Govt’s plans to address rupee shortage questioned

Member of Parliament (MP) of Wamrong, Karma Tenzin, questioned the Ministry of Finance on the measures taken by the government to ease rupee shortage in the country, during the question- hour session of the National Assembly yesterday.

He said that Bhutanese shopkeepers are charged 6 percent to 8 percent extra if they cannot pay in Indian Rupee (INR) due to the shortage of INR in the country since 2012.  He said that although the Ngultrum (Nu) and INR are pegged 1:1, but charging 6 percent to 8 percent extra on Nu means devaluating our own currency.

Finance Minister, Namgay Dorji, said foreign currencies are hard to come by in Bhutan. He said that during 2010 – 2012, the government had banned the import of furniture, alcohol and vehicles due to a severe rupee shortage.

“The reason for the rupee shortage problem in our country is because we import more than we export. We have to export more to earn rupee,” Lyonpo Namgay Dorji said.

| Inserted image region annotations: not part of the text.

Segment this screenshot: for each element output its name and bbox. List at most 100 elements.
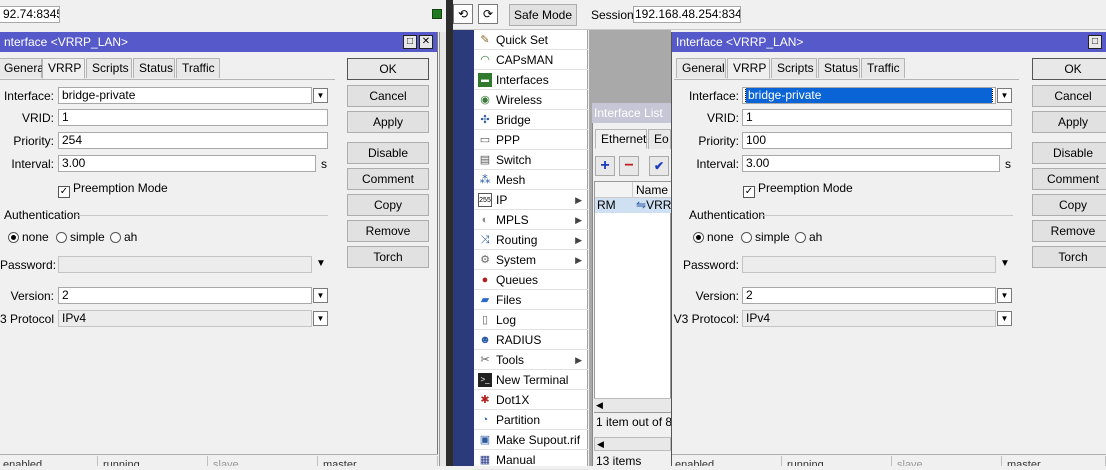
version-select[interactable]: 2 [742, 287, 996, 304]
left-address-field[interactable]: 92.74:8345 [0, 6, 60, 23]
apply-button[interactable]: Apply [347, 111, 429, 133]
sidebar-item-mpls[interactable]: ◐ MPLS ▶ [474, 210, 588, 230]
sidebar-item-quick-set[interactable]: ✎ Quick Set [474, 30, 588, 50]
tab-traffic[interactable]: Traffic [861, 58, 905, 78]
add-button[interactable]: + [595, 156, 615, 176]
dropdown-icon[interactable]: ▼ [997, 88, 1012, 103]
cancel-button[interactable]: Cancel [1032, 85, 1106, 107]
sidebar-item-system[interactable]: ⚙ System ▶ [474, 250, 588, 270]
auth-ah-radio[interactable]: ah [110, 230, 137, 244]
close-icon[interactable]: ✕ [419, 35, 433, 49]
sidebar-item-tools[interactable]: ✂ Tools ▶ [474, 350, 588, 370]
v3-protocol-select[interactable]: IPv4 [58, 310, 312, 327]
tab-vrrp[interactable]: VRRP [42, 58, 85, 79]
sidebar-item-capsman[interactable]: ◠ CAPsMAN [474, 50, 588, 70]
sidebar-item-mesh[interactable]: ⁂ Mesh [474, 170, 588, 190]
session-field[interactable]: 192.168.48.254:8345 [633, 6, 741, 23]
copy-button[interactable]: Copy [1032, 194, 1106, 216]
priority-input[interactable]: 254 [58, 132, 328, 149]
maximize-icon[interactable]: □ [1088, 35, 1102, 49]
v3-protocol-select[interactable]: IPv4 [742, 310, 996, 327]
sidebar-item-manual[interactable]: ▦ Manual [474, 450, 588, 470]
auth-section-title: Authentication [689, 208, 766, 222]
interface-select[interactable]: bridge-private [742, 87, 996, 104]
remove-item-button[interactable]: − [619, 156, 639, 176]
tab-traffic[interactable]: Traffic [176, 58, 220, 78]
interface-list-title[interactable]: Interface List [592, 103, 671, 123]
disable-button[interactable]: Disable [1032, 142, 1106, 164]
sidebar-item-bridge[interactable]: ✣ Bridge [474, 110, 588, 130]
column-header-name[interactable]: Name [632, 182, 671, 198]
sidebar-item-new-terminal[interactable]: >_ New Terminal [474, 370, 588, 390]
remove-button[interactable]: Remove [347, 220, 429, 242]
remove-button[interactable]: Remove [1032, 220, 1106, 242]
horizontal-scrollbar[interactable]: ◀ [594, 398, 671, 412]
redo-button[interactable]: ⟳ [478, 4, 498, 24]
ok-button[interactable]: OK [347, 58, 429, 80]
sidebar-item-ip[interactable]: 255 IP ▶ [474, 190, 588, 210]
tab-eoip[interactable]: Eo [648, 129, 671, 149]
dropdown-icon[interactable]: ▼ [997, 311, 1012, 326]
auth-simple-radio[interactable]: simple [741, 230, 790, 244]
column-header-flags[interactable] [595, 182, 632, 198]
dropdown-icon[interactable]: ▼ [313, 311, 328, 326]
sidebar-item-log[interactable]: ▯ Log [474, 310, 588, 330]
sidebar-item-files[interactable]: ▰ Files [474, 290, 588, 310]
tab-status[interactable]: Status [818, 58, 860, 78]
tab-scripts[interactable]: Scripts [771, 58, 817, 78]
preemption-checkbox[interactable]: ✓ Preemption Mode [743, 181, 853, 198]
torch-button[interactable]: Torch [347, 246, 429, 268]
vrid-input[interactable]: 1 [742, 109, 1012, 126]
undo-button[interactable]: ⟲ [453, 4, 473, 24]
sidebar-item-interfaces[interactable]: ▬ Interfaces [474, 70, 588, 90]
tab-general[interactable]: General [0, 58, 47, 78]
sidebar-item-switch[interactable]: ▤ Switch [474, 150, 588, 170]
password-input[interactable] [58, 256, 312, 273]
priority-input[interactable]: 100 [742, 132, 1012, 149]
tab-vrrp[interactable]: VRRP [727, 58, 770, 79]
vrid-input[interactable]: 1 [58, 109, 328, 126]
interval-input[interactable]: 3.00 [58, 155, 316, 172]
cancel-button[interactable]: Cancel [347, 85, 429, 107]
sidebar-item-radius[interactable]: ☻ RADIUS [474, 330, 588, 350]
tab-general[interactable]: General [676, 58, 726, 78]
auth-none-radio[interactable]: none [693, 230, 734, 244]
version-select[interactable]: 2 [58, 287, 312, 304]
right-window-title[interactable]: Interface <VRRP_LAN> [672, 32, 1106, 52]
dropdown-icon[interactable]: ▼ [997, 288, 1012, 303]
apply-button[interactable]: Apply [1032, 111, 1106, 133]
sidebar-item-queues[interactable]: ● Queues [474, 270, 588, 290]
enable-button[interactable]: ✔ [649, 156, 669, 176]
dropdown-arrow-icon[interactable]: ▼ [316, 258, 326, 269]
comment-button[interactable]: Comment [1032, 168, 1106, 190]
dropdown-icon[interactable]: ▼ [313, 288, 328, 303]
comment-button[interactable]: Comment [347, 168, 429, 190]
maximize-icon[interactable]: □ [403, 35, 417, 49]
tab-ethernet[interactable]: Ethernet [595, 129, 647, 149]
sidebar-item-routing[interactable]: ⤨ Routing ▶ [474, 230, 588, 250]
submenu-arrow-icon: ▶ [575, 195, 582, 205]
interval-input[interactable]: 3.00 [742, 155, 1000, 172]
dropdown-icon[interactable]: ▼ [313, 88, 328, 103]
torch-button[interactable]: Torch [1032, 246, 1106, 268]
copy-button[interactable]: Copy [347, 194, 429, 216]
tab-scripts[interactable]: Scripts [86, 58, 132, 78]
auth-none-radio[interactable]: none [8, 230, 49, 244]
left-window-title[interactable]: nterface <VRRP_LAN> [0, 32, 437, 52]
second-scrollbar[interactable]: ◀ [594, 437, 671, 451]
auth-ah-radio[interactable]: ah [795, 230, 822, 244]
interface-select[interactable]: bridge-private [58, 87, 312, 104]
ok-button[interactable]: OK [1032, 58, 1106, 80]
auth-simple-radio[interactable]: simple [56, 230, 105, 244]
tab-status[interactable]: Status [133, 58, 175, 78]
preemption-checkbox[interactable]: ✓ Preemption Mode [58, 181, 168, 198]
sidebar-item-wireless[interactable]: ◉ Wireless [474, 90, 588, 110]
password-input[interactable] [742, 256, 996, 273]
sidebar-item-dot1x[interactable]: ✱ Dot1X [474, 390, 588, 410]
dropdown-arrow-icon[interactable]: ▼ [1000, 258, 1010, 269]
sidebar-item-partition[interactable]: ◔ Partition [474, 410, 588, 430]
sidebar-item-ppp[interactable]: ▭ PPP [474, 130, 588, 150]
disable-button[interactable]: Disable [347, 142, 429, 164]
sidebar-item-make-supout[interactable]: ▣ Make Supout.rif [474, 430, 588, 450]
safe-mode-button[interactable]: Safe Mode [509, 4, 577, 26]
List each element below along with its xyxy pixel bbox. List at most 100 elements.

He said exporting electricity to India does earn rupees, however, the import of fossil fuels from India costs as much or even more. Therefore, he said import substitution is a must to reduce rupee shortage problem in the country.

He said Bhutan paid INR 2bn in 2014 to import of meat from India. The rupee shortage problem still a challenge as Bhutan imports almost everything from India. However, Lyonpo added that the situation has improved compared to the previous year.

Lyonpo informed the House that interest has to be paid on the rupee borrowed. “INR 21.9 bn debt has been paid and remaining balance of INR 7bn debt will be clear by 2017 and 2018.”

He informed the House that import substitution, promotion of export and programs implemented through the Business Opportunity and Information Centre are some of the measures taken by the government to tackle the rupee shortage problem in the country. He said there must be a collective effort to solve the rupee shortage problem. Further adding that the imposition of taxes, such as tax on vehicles purchase, etc., will help to ease the rupee shortage problem.